Object zvals are initialized using ZVAL_OBJ
:
zval val;
ZVAL_OBJ(&val, obj_ptr);
zval val;
ZVAL_OBJ_COPY(&val, obj_ptr); // Increments refcount
While these are somewhat common when dealing with already existing objects, object_init_ex()
is the typical way
to create an object from scratch. This will covered in a later chapter on objects.

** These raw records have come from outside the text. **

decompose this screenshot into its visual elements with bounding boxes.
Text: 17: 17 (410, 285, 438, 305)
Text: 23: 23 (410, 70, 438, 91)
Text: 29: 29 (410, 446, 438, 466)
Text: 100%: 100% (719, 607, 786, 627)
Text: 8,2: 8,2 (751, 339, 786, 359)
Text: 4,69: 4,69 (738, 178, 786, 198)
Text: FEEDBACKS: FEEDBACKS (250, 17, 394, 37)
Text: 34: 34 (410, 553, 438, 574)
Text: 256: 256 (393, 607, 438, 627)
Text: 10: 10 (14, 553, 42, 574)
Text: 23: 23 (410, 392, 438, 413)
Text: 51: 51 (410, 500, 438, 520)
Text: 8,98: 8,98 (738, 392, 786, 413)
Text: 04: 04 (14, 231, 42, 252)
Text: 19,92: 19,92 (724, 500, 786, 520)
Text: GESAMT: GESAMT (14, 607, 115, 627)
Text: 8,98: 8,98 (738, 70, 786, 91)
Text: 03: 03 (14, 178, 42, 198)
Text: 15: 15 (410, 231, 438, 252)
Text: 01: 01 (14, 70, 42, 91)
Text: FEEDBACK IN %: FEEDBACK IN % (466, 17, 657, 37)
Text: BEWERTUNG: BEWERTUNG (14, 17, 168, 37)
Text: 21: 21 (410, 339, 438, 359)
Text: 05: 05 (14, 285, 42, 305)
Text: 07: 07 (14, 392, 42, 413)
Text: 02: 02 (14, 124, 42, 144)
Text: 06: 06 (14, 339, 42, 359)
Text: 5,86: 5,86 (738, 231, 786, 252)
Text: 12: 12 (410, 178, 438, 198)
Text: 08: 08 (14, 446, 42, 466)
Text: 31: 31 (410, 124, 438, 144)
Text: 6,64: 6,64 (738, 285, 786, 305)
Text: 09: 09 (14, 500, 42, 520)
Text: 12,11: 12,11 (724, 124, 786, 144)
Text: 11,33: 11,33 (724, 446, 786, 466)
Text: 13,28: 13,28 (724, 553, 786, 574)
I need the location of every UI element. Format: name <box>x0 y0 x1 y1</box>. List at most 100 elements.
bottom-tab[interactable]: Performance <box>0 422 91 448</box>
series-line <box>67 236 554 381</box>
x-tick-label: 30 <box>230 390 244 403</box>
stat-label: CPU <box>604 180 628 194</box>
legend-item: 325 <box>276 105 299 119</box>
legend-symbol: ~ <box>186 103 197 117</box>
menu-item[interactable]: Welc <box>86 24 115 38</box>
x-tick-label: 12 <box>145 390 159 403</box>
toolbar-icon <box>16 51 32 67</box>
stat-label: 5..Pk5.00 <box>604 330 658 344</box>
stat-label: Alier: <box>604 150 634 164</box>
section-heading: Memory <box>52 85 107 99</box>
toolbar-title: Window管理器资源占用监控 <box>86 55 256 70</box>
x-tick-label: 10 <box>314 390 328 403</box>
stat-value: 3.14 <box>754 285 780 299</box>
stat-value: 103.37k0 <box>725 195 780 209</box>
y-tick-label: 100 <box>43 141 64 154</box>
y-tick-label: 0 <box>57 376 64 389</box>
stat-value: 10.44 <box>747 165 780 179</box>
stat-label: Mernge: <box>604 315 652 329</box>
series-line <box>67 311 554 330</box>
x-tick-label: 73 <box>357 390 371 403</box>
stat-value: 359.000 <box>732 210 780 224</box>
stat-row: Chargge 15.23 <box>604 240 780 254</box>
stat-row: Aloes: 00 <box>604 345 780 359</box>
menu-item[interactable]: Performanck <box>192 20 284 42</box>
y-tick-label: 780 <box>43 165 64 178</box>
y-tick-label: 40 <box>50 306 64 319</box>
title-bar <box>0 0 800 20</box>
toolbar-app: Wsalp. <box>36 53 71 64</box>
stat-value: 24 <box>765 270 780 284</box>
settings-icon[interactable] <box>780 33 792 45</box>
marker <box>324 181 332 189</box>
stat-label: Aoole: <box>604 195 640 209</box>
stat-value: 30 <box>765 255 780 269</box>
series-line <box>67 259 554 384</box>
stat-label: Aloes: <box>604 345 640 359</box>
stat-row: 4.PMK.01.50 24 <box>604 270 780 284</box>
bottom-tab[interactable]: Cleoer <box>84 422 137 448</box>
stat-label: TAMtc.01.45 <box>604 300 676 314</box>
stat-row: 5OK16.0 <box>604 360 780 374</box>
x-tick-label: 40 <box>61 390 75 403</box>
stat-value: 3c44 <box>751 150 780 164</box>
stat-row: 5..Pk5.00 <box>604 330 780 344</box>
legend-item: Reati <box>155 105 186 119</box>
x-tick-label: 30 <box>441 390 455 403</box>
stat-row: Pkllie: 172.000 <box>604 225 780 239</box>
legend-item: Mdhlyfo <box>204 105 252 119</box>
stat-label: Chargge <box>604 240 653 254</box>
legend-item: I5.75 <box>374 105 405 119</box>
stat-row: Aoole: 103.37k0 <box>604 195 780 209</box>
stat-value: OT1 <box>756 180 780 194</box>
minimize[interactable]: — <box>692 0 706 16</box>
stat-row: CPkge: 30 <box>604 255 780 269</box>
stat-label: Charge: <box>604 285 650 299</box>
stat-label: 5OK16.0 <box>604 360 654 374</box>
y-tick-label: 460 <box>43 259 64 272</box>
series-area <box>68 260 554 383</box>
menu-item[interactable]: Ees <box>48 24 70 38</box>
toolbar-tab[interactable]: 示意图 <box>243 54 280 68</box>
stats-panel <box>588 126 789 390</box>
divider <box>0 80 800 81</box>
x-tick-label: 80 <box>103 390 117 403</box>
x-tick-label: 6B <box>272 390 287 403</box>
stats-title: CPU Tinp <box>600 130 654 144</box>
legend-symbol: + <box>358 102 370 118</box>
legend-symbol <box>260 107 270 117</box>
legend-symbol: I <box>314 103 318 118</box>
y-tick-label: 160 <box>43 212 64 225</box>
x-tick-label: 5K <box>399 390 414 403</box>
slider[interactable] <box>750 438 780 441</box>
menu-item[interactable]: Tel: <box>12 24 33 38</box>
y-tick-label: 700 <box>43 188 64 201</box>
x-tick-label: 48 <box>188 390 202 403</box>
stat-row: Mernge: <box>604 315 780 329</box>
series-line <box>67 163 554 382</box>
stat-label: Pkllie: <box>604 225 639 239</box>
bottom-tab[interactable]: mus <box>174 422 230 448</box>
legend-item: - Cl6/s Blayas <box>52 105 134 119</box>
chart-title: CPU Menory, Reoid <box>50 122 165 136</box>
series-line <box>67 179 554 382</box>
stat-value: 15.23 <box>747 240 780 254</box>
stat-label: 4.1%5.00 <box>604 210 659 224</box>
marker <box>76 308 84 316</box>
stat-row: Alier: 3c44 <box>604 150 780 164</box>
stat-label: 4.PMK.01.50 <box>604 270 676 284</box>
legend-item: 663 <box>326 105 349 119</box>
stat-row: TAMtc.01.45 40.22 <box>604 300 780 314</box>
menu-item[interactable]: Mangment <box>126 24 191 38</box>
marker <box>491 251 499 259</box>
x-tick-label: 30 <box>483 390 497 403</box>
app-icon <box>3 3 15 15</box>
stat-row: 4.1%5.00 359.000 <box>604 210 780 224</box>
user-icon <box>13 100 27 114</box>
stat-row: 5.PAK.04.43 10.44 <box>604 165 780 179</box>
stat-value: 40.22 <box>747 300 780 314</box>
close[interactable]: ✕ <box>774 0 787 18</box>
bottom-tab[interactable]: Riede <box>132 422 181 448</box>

Finally, resources are initialized using ZVAL_RES
:
zval val;
ZVAL_RES(&val, zend_register_resource(ptr, le_resource_type));
Separating zvals¶
In PHP, all values follow by-value semantics by default. This means that if you write $a = $b
, then modification
of $a
will have no effect on $b
and vice versa. At the same time, $a = $b
is essentially implemented as:
zval_ptr_dtor(a);
ZVAL_COPY(a, b);
That is, $a
and $b
will both point to the same structure with an incremented refcount. This means that a
naive modification of $a
would also modify $b
.
This is where the copy-on-write concept comes in: You are only permitted to modify structures that you exclusively own, which means that they must have a refcount of one. If a structure has a refcount greater than one, it needs to be separated first. Separation is just a fancy word for duplicating the structure.
In practice “structure” can be replaced with “array”. While in theory the concept also applies to strings, strings
are almost never mutated after construction in PHP. As such SEPARATE_ARRAY()
is the main separation macro, which
can only be applied to IS_ARRAY
zvals:
zval a, b;
ZVAL_ARR(&b, zend_new_array(0));
ZVAL_COPY(&a, &b);
SEPARATE_ARRAY(&b); // b now holds a separate copy of the array.
// Modification of b will no longer affect a.
The SEPARATE_ARRAY()
macro takes care not only of shared arrays, but also of immutable ones:
zval val;
ZVAL_EMPTY_ARRAY(&val); // Immutable empty array.
SEPARATE_ARRAY(&val); // Mutable copy of empty array.
The SEPARATE_ZVAL_NOREF()
macro separates a generic zval, but is only rarely useful, as separation typically
directly precedes a modification, and you need to know the zval type to perform any meaningful modification anyway.
Objects and resources do not require separation, as they have reference-like semantics.